I'm looking for a cost effective tool for managing an web app on Ec2. Rightscale seems to the big dog and charges for it. Scalr looks like a more cost effective solution but it's hard to find out any real customer experiences..
The key aspects I'm looking for is a load balancer (http and https) and a way to automatically bring online additional web servers capacity as load increases as well as terminate the instances when load falls off.
From what I can tell, lots of people are rolling their own stuff here. We're trying to release an app and don't really want to have to fight too many heavy sys admin battles. Given the importance of performance etc I'd be grateful to hear advise and experiences from the field on this.
I am a Scalr user, a Scalr.net subscriber, and have become a Scalr enthusiast. I cannot possibly afford Rightscale.
Scalr can do what you ask.
Scalr has three images (each with 32/64 bit versions), plus a base (generic) image:
1) A load balancer image, running nginx. A highly available setup requires two of these. Scalr will manage your nameservice, and round robin between them. If one goes down, Scalr will remove it from DNS and bring up another instance. It is possible to run other load balancers, but nginx is the default.

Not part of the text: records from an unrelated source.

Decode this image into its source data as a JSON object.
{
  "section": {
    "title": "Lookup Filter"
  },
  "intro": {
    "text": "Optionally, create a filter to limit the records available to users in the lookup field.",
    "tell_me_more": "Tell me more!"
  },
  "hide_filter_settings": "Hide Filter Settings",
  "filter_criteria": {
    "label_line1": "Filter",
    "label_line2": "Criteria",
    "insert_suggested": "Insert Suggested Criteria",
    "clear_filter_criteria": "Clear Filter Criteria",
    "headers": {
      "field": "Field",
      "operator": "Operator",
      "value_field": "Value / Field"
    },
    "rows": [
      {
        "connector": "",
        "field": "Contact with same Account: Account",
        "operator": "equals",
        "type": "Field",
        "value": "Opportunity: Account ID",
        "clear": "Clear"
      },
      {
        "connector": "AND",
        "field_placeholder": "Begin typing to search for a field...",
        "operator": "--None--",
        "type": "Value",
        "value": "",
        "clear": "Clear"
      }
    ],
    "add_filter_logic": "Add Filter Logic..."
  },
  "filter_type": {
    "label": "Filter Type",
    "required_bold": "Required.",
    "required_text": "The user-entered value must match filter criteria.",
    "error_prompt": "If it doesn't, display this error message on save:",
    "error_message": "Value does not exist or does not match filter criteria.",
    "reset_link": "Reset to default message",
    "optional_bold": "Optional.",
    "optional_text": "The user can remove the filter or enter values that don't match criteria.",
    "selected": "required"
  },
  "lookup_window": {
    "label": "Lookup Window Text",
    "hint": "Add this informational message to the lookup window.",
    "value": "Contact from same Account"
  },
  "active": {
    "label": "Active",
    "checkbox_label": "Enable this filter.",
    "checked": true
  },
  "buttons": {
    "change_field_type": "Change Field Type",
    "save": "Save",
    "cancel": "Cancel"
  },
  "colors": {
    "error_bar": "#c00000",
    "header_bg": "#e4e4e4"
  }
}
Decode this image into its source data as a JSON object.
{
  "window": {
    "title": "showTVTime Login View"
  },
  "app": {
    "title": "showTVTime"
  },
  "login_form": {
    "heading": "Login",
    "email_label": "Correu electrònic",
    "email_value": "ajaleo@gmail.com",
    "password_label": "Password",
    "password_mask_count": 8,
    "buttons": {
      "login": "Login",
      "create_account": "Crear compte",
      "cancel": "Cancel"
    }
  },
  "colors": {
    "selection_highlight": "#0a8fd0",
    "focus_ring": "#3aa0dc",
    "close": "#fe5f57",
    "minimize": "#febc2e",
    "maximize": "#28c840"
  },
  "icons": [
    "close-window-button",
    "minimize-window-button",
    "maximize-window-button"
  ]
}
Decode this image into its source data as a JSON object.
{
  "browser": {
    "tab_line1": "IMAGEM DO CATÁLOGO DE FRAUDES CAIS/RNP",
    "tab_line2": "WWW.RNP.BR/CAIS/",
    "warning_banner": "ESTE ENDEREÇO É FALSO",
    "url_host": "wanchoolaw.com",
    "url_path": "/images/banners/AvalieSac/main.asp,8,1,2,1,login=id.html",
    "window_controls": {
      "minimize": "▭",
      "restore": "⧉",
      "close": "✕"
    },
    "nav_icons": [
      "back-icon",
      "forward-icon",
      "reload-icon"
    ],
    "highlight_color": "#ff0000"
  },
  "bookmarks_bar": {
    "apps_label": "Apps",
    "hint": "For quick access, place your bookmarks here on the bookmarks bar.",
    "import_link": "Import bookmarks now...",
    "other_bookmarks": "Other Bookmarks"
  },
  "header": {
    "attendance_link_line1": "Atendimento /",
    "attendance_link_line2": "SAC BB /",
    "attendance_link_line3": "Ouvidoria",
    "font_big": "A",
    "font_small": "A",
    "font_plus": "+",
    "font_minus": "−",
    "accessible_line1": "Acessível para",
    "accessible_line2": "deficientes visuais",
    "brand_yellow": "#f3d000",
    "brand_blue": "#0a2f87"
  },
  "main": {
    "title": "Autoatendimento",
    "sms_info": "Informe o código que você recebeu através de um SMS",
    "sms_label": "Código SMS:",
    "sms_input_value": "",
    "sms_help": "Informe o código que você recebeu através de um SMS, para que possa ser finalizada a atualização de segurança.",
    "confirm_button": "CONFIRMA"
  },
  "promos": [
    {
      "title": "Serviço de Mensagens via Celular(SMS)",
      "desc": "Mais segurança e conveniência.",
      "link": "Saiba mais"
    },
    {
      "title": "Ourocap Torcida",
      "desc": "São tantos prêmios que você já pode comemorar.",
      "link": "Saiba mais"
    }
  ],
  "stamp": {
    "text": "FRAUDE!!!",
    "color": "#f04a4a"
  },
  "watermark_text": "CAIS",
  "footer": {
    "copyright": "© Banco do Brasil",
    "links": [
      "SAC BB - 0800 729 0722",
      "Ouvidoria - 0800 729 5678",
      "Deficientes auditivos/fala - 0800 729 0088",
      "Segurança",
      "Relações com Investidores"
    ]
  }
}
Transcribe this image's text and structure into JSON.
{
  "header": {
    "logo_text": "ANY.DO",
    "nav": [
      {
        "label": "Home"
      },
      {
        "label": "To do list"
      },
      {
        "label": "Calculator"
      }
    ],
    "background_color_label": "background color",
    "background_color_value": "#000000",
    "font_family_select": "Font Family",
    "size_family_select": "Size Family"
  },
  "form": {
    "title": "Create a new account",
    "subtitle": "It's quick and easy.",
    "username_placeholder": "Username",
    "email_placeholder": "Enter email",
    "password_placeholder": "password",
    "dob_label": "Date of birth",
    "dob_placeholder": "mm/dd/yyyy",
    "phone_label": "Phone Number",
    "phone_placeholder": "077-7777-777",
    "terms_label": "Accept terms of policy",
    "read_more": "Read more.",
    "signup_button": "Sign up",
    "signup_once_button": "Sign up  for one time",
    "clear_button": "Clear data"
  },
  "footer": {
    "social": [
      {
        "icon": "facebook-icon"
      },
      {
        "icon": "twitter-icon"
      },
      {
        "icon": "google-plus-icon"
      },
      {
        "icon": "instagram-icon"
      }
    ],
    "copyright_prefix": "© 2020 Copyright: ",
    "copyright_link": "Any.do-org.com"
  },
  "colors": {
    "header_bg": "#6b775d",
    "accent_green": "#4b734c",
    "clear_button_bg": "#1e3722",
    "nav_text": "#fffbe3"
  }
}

2) Several application server images are available, running Apache/Tomcat/Rails. You setup your application here, be it PHP/Perl/Python/Java/Ruby/whatever. nginx routes requests between these instances grouped by unique user (based on IP + browser). Scalr monitors these for upness too, and replaces broken instances.
3) A MySQL database image, with automatic master/slave replication. Just deploy your schema, and Scalr handles replication and replaces defunct servers. It will also backup your data periodically. Scalr's DNS provides master and slave hostnames, so you can have your app read from the slaves and write to the master.
All of these instance types will auto-scale based on load. You start with the base image closest to what you're doing, and then you customize them for your application. For instance, we deploy our Perl/Catalyst app on the apache server instances but we serve static content from the nginx front-end servers. We had to modify our application slightly to use read/write database handles.
All in all, it took about three weeks of working through bugs in Scalr to get our application to a reliable state where I am confident that it IS highly available with Scalr. Their support was phenomenal, so the bugs didn't bother me too much, and the system is really coming along. It is approaching serious reliability.
As a side note, the best feature of Scalr is the 'Synchronize to All' feature, which auto-bundles your AMI and re-deploys it on a new instance - all without a service interruption. This saves you the time of going through the lengthy EC2 image/AMI creation process, which can otherwise make very simple admin tasks take 20 minutes. You can use this whether you are scaling your server farm or not - it would be very handy even on a single instance.
I pay Scalr.net $50 a month to host the service for me because I think it saves me time and money. The bottom line so far is this: at my last gig, we had a systems guy working on our highly available Linux DB + app server setup for a year... and he failed to achieve the kind of reliability that I achieved in three weeks. The savings by using Scalr as compared to rolling my own are extreme.
All that being said, if I could afford Rightscale, I would be using Rightscale. But the up-front fee and $500 a month make that impossible. There has been talk of waving the up-front fee in exchange for waving the consulting that it includes, but the monthly service fee isn't going anywhere.
I should mention that at the moment, sclar.net's website is down, so if I wanted to manage any of my server farms (don't have them up atm), I simply couldn't right now. It is not clear whether scaling is working for scalr.net subscribers right now, or not. Which is to say... this is perhaps not a mature solution yet. This doesn't happen often, before tonight the only downtime I've experienced were in periods of a few minutes at a time. But yeah... its down RIGHT NOW, so I must mention it :)
I would suggest a thorough reading of the support group at http://groups.google.com/group/scalr-discuss before making your decision. If you pick Scalr, be prepared to test your setup and work through any issues you have on the google group.